バイデン自身はかたくなに続ける意志を示しているらしいが、彼にすれば、そんなダントツトップの俺様に、少々歳を取って何回か言い間違いをしたり居眠りしそうになったくらいで揚げ足を取りやがって、自分よりも能力も実績もはるかに劣る奴らから「撤退しろ」なんて言われたら、腸煮えくり返るくらいムカついて、「お前ら如きに大統領が務まるわけがない、他に誰が適任だと言うのか」「冗談も休み休みにしろ」「おれ絶対辞めへんで」ってなるのも無理はない気がする。

つい先日、3つほど歳下の同業者と立ち話をした。

彼は最近になって、本業とは関係のない副業を始めたという。

その理由を聞くと、
「この業界でやっていく才能がないって認定されちゃったときに、自分の創造性を発揮できる別のジャンルを持っておく必要があるって思った」 という。

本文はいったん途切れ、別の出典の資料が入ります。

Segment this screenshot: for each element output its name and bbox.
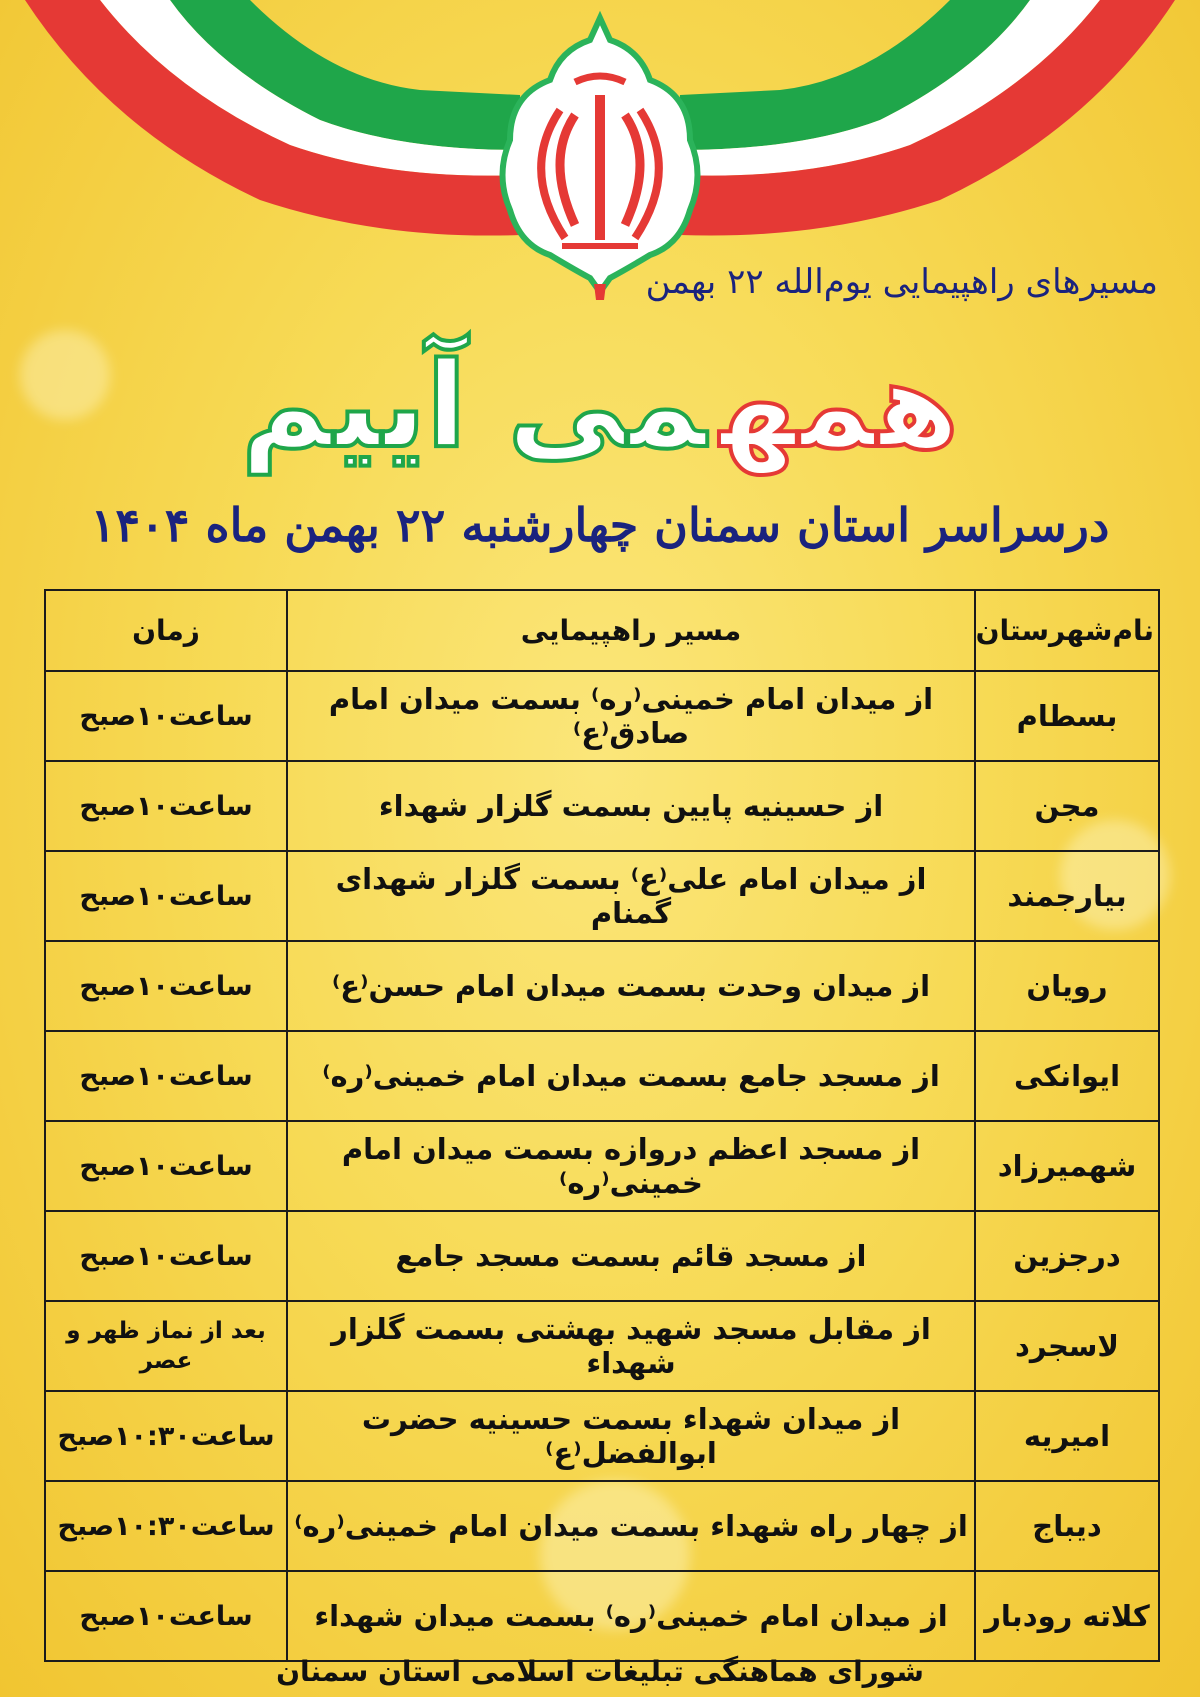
city-cell: لاسجرد	[975, 1301, 1159, 1391]
flag-ribbon-left	[25, 0, 520, 236]
table-row	[45, 671, 1159, 761]
table-row	[45, 941, 1159, 1031]
route-cell: از حسینیه پایین بسمت گلزار شهداء	[287, 761, 975, 851]
city-cell: امیریه	[975, 1391, 1159, 1481]
time-cell: ساعت۱۰صبح	[45, 941, 287, 1031]
time-cell: بعد از نماز ظهر و عصر	[45, 1301, 287, 1391]
route-cell: از میدان شهداء بسمت حسینیه حضرت ابوالفضل⁽ع⁾	[287, 1391, 975, 1481]
headline-part-1: همه	[720, 336, 959, 474]
table-row	[45, 1571, 1159, 1661]
table-row	[45, 1121, 1159, 1211]
route-cell: از میدان امام خمینی⁽ره⁾ بسمت میدان شهداء	[287, 1571, 975, 1661]
table-row	[45, 851, 1159, 941]
flag-banner-with-emblem	[0, 0, 1200, 300]
time-cell: ساعت۱۰:۳۰صبح	[45, 1391, 287, 1481]
route-cell: از چهار راه شهداء بسمت میدان امام خمینی⁽ره⁾	[287, 1481, 975, 1571]
subtitle: مسیرهای راهپیمایی یوم‌الله ۲۲ بهمن	[645, 262, 1158, 302]
table-row	[45, 1301, 1159, 1391]
table-row	[45, 1391, 1159, 1481]
route-cell: از مسجد اعظم دروازه بسمت میدان امام خمینی⁽ره⁾	[287, 1121, 975, 1211]
column-header-city: نام‌شهرستان	[975, 590, 1159, 671]
table-row	[45, 1481, 1159, 1571]
time-cell: ساعت۱۰صبح	[45, 671, 287, 761]
time-cell: ساعت۱۰صبح	[45, 1121, 287, 1211]
city-cell: شهمیرزاد	[975, 1121, 1159, 1211]
route-cell: از میدان وحدت بسمت میدان امام حسن⁽ع⁾	[287, 941, 975, 1031]
city-cell: بسطام	[975, 671, 1159, 761]
route-cell: از میدان امام خمینی⁽ره⁾ بسمت میدان امام صادق⁽ع⁾	[287, 671, 975, 761]
iran-emblem	[503, 18, 698, 300]
table-row	[45, 1031, 1159, 1121]
time-cell: ساعت۱۰صبح	[45, 1211, 287, 1301]
city-cell: بیارجمند	[975, 851, 1159, 941]
flag-ribbon-right	[680, 0, 1175, 236]
table-row	[45, 761, 1159, 851]
headline	[0, 325, 1200, 485]
city-cell: مجن	[975, 761, 1159, 851]
time-cell: ساعت۱۰صبح	[45, 1571, 287, 1661]
time-cell: ساعت۱۰صبح	[45, 851, 287, 941]
city-cell: دیباج	[975, 1481, 1159, 1571]
time-cell: ساعت۱۰صبح	[45, 1031, 287, 1121]
headline-part-2: می آییم	[241, 336, 707, 474]
time-cell: ساعت۱۰:۳۰صبح	[45, 1481, 287, 1571]
column-header-route: مسیر راهپیمایی	[287, 590, 975, 671]
organization-footer: شورای هماهنگی تبلیغات اسلامی استان سمنان	[276, 1655, 924, 1688]
event-date-line: درسراسر استان سمنان چهارشنبه ۲۲ بهمن ماه ۱۴۰۴	[90, 498, 1110, 552]
city-cell: ایوانکی	[975, 1031, 1159, 1121]
routes-table	[44, 589, 1160, 1662]
city-cell: کلاته رودبار	[975, 1571, 1159, 1661]
route-cell: از مسجد قائم بسمت مسجد جامع	[287, 1211, 975, 1301]
time-cell: ساعت۱۰صبح	[45, 761, 287, 851]
city-cell: درجزین	[975, 1211, 1159, 1301]
route-cell: از میدان امام علی⁽ع⁾ بسمت گلزار شهدای گمنام	[287, 851, 975, 941]
table-row	[45, 1211, 1159, 1301]
column-header-time: زمان	[45, 590, 287, 671]
route-cell: از مسجد جامع بسمت میدان امام خمینی⁽ره⁾	[287, 1031, 975, 1121]
table-header-row	[45, 590, 1159, 671]
route-cell: از مقابل مسجد شهید بهشتی بسمت گلزار شهداء	[287, 1301, 975, 1391]
city-cell: رویان	[975, 941, 1159, 1031]
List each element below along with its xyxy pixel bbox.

私がいる業界は確かに若干特殊なところがあって、自身が立ち上げた仕事がなんとなくそれなりにヒットしたと認められると、以降の仕事も次々と入ってくるのだが、そうならなければ、けっこう早い段階で本流を外され、望まぬ閑職に追いやられることが多い(もちろん例外もまあまあ多く、これといって何の実績も無いのに定年まで居続ける人もいる)。

私は彼の仕事を詳しく知っているわけではないが、彼が中心となって続いているプロジェクトのことを見聞きはしていたので

「え、でもあの仕事とか、がんばってるんじゃないの?」
と尋ねると、

「そうなんですけど、あれだっていつまで続くかわからないですし、年齢的にも微妙なタイミングですよね」 という。

さらには、
「その点、先輩は、もう明らかに才能が無いから、諦めて別の道でやっていく判断をするのも簡単そうでいいですよね」
とも付け加えた。

最後の一文は、本心半分いじり半分(と書いたが、実際のところその比率はわからない。いじり1割で本心が9割かもしれない)だろうが、30代後半の奴がもう引き際を意識しながら仕事をしているのかと考えると、なかなか息苦しい業界だと感じてしまう。

と同時に、そいつよりも歳上の俺は、もっと真剣に、深刻に自分の心配をしなければならないのか、と、いきなり何の脈絡もなく通告されたような気持ちにもなった。

バイデンさんの取り巻きの方々、引き際について教えてください。